ForeachBatchSink was added in Spark 2.4.0 as part of SPARK-24565 Add API for in Structured Streaming for exposing output rows of each microbatch as a DataFrame.
import org.apache.spark.sql.Dataset
val q = spark.readStream
.format("rate")
.load
.writeStream
.foreachBatch { (output: Dataset[_], batchId: Long) => // <-- creates a ForeachBatchSink
println(s"Batch ID: $batchId")
output.show
}
.start
// q.stop
scala> println(q.lastProgress.sink.description)
ForeachBatchSink
Creating Instance¶
ForeachBatchSink takes the following when created:
- Batch Writer Function (
(Dataset[T], Long) => Unit) - Encoder of type
T(ExpressionEncoder[T])
ForeachBatchSink is created when DataStreamWriter is requested to start execution of the streaming query (with the foreachBatch source) for DataStreamWriter.foreachBatch streaming operator.
Adding Batch¶
addBatch(
batchId: Long,
data: DataFrame): Unit
addBatch requests the encoder to resolveAndBind (using the output of the analyzed logical plan of the given DataFrame) that creates a "resolved" encoder. addBatch requests the resolved encoder to create an Deserializer (to convert a Spark SQL Row objects into objects of type T).
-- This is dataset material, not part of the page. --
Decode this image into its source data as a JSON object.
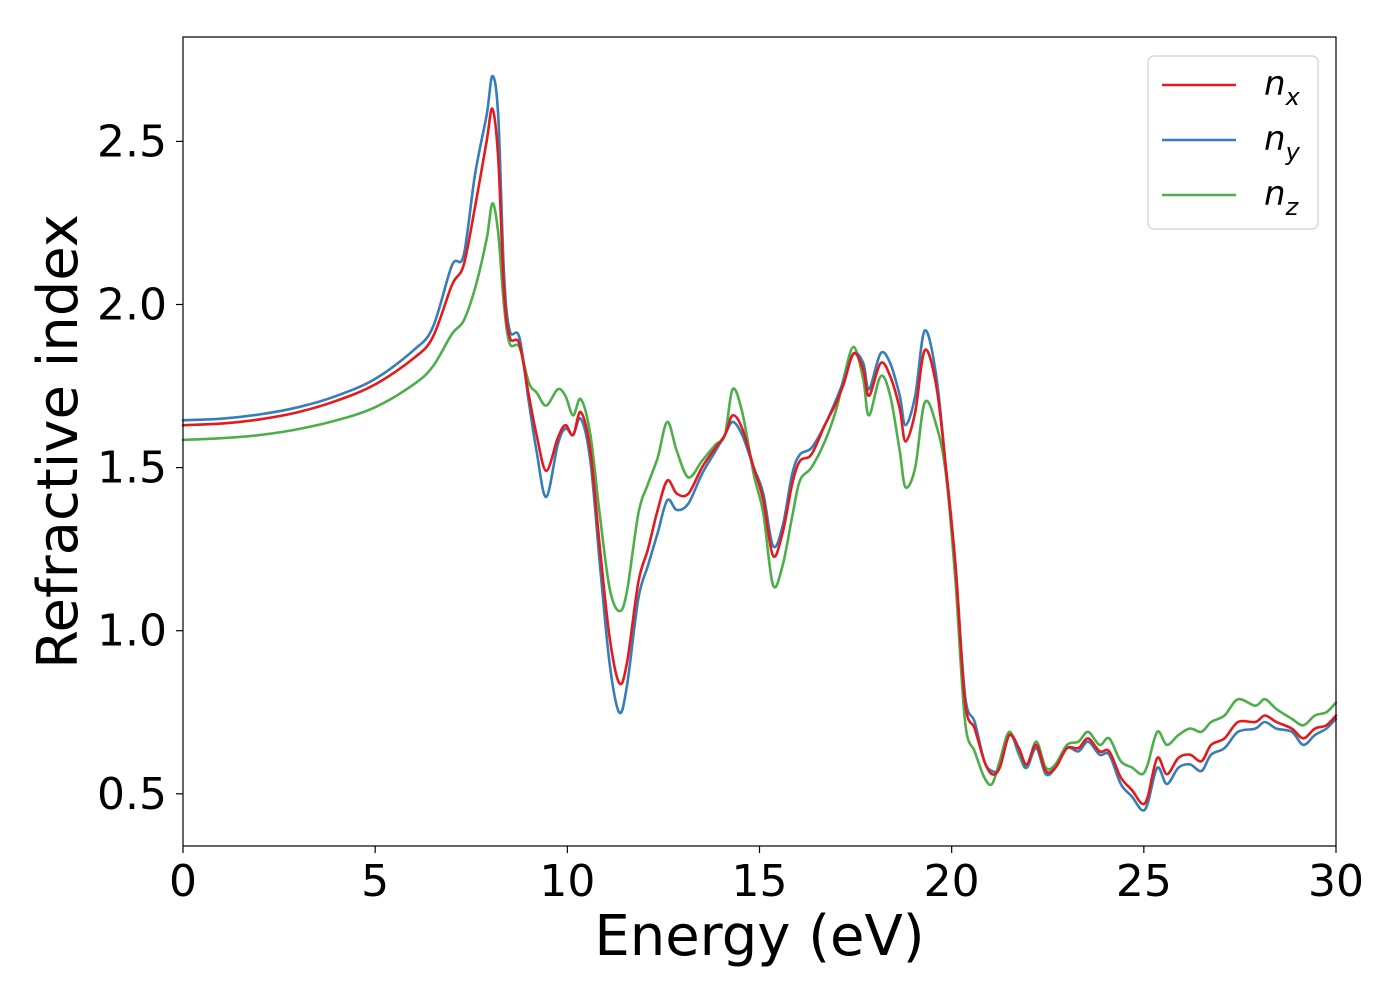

addBatch requests the QueryExecution (of the given DataFrame) for RDD[InternalRow] (executes the query plan) and applies map operator to convert rows to Scala objects.
Important
At this point the "old" DataFrame is no longer a DataFrame but an RDD[InternalRow]. One of the "side-effects" is that whatever logical and physical optimizations may have been applied to the given DataFrame it is over now.
addBatch creates a new Dataset (for the RDD) and executes batchWriter function (passing the Dataset and the batchId).
addBatch is a part of the Sink abstraction.
Text Representation¶
ForeachBatchSink uses ForeachBatchSink name.